[299] On était alors, dit Ammien Marcellin, l. 31, c. 8, au commencement de l'automne, sous le 4e consulat de Gratien, avec Merobaudès, hæc Gratiano quater et Merobaude consulibus agebantur, anno in autumnum vergente.—S.-M.
[300] Chunorum et Alanorum aliquos ad societatem spe prædarum ingentium adsciverunt. Amm. Marc. l. 31, c. 8.—S.-M.

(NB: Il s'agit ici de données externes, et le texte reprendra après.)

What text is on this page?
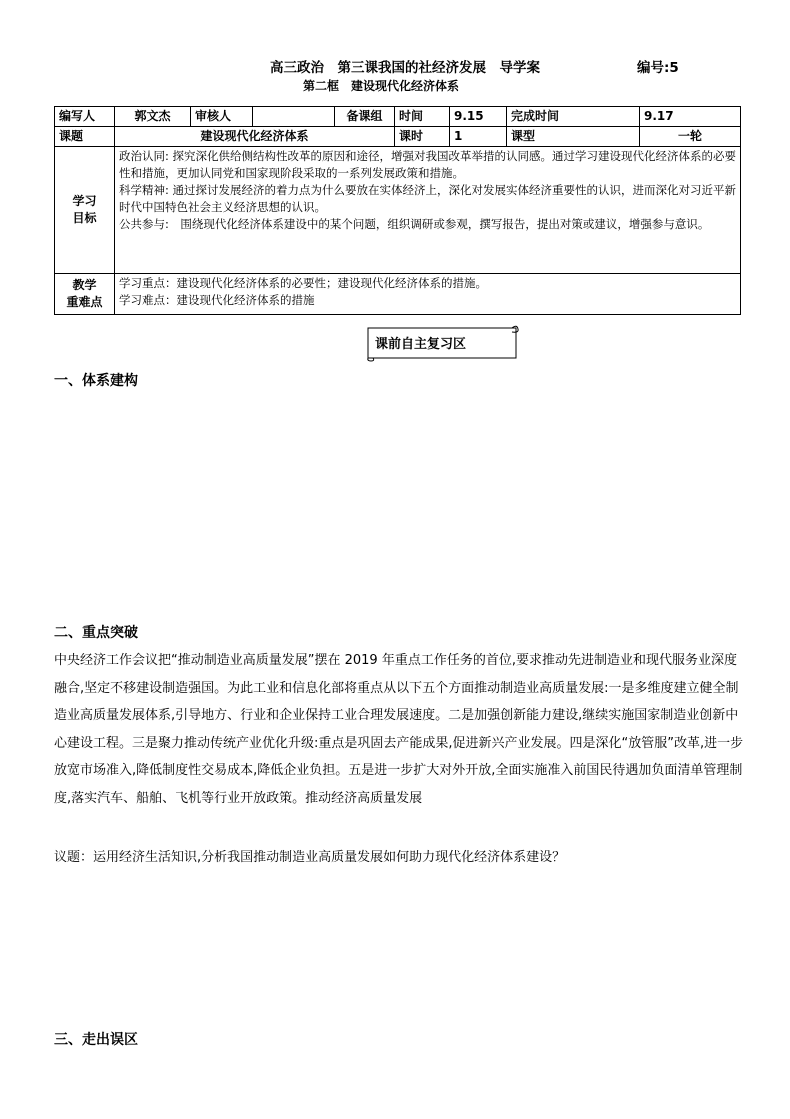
高三政治　第三课我国的社经济发展　导学案	编号:5
第二框　建设现代化经济体系
编写人	郭文杰	审核人		备课组	时间	9.15	完成时间	9.17
课题	建设现代化经济体系				课时	1	课型	一轮

学习
目标	政治认同: 探究深化供给侧结构性改革的原因和途径，增强对我国改革举措的认同感。通过学习建设现代化经济体系的必要性和措施，更加认同党和国家现阶段采取的一系列发展政策和措施。
科学精神: 通过探讨发展经济的着力点为什么要放在实体经济上，深化对发展实体经济重要性的认识，进而深化对习近平新时代中国特色社会主义经济思想的认识。
公共参与:　围绕现代化经济体系建设中的某个问题，组织调研或参观，撰写报告，提出对策或建议，增强参与意识。							

教学
重难点	学习重点：建设现代化经济体系的必要性；建设现代化经济体系的措施。
学习难点：建设现代化经济体系的措施							
课前自主复习区
一、体系建构
二、重点突破
中央经济工作会议把“推动制造业高质量发展”摆在 2019 年重点工作任务的首位,要求推动先进制造业和现代服务业深度融合,坚定不移建设制造强国。为此工业和信息化部将重点从以下五个方面推动制造业高质量发展:一是多维度建立健全制造业高质量发展体系,引导地方、行业和企业保持工业合理发展速度。二是加强创新能力建设,继续实施国家制造业创新中心建设工程。三是聚力推动传统产业优化升级:重点是巩固去产能成果,促进新兴产业发展。四是深化“放管服”改革,进一步放宽市场准入,降低制度性交易成本,降低企业负担。五是进一步扩大对外开放,全面实施准入前国民待遇加负面清单管理制度,落实汽车、船舶、飞机等行业开放政策。推动经济高质量发展
议题：运用经济生活知识,分析我国推动制造业高质量发展如何助力现代化经济体系建设？
三、走出误区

[301] Ne subita multitudo, uti amnis impulsu undarum obicibus ruptis emissus, convelleret levi negoti cunctos. Amm. Marc. ibid.—S.-M.
XIV.
Ravages de toute la Thrace.
Les passages étant ouverts, les Barbares pénétrèrent par toutes les gorges des montagnes. Toute la Thrace, depuis le Danube jusqu'au mont Rhodope, et même à la Propontide[302], ne fut plus qu'un théâtre d'horreurs, de massacres, de rapines et des violences les plus brutales. Les habitants dépouillés, meurtris de coups, enchaînés à la selle des chevaux, suivaient les cavaliers barbares, et tombant de lassitude étaient traînés et déchirés en pièces. Les chemins étaient remplis de filles et de femmes qu'on chassait à coups de fouet comme des troupeaux; on n'épargnait pas les femmes enceintes, et leurs malheureux enfants, captifs avant que de naître, ne recevaient la vie que pour la perdre aussitôt, ou pour gémir long-temps de ne l'avoir pas perdue. La jeunesse, la pudeur, la noblesse étaient la proie du soldat ivre de sang et de débauche. Un grand corps de Barbares rencontra près de la ville de Deultum[303] le tribun Barzimer[304], qui campait avec plusieurs cohortes[305]. C'était un officier expérimenté; la multitude des ennemis lui ôtait l'espérance, sans lui ôter le courage. Il rangea en bataille sa petite troupe, et chargea lui-même à la tête des plus braves. Après des prodiges de valeur, il succomba sous le nombre; mais la défaite de cette poignée de Romains coûta cher aux vainqueurs.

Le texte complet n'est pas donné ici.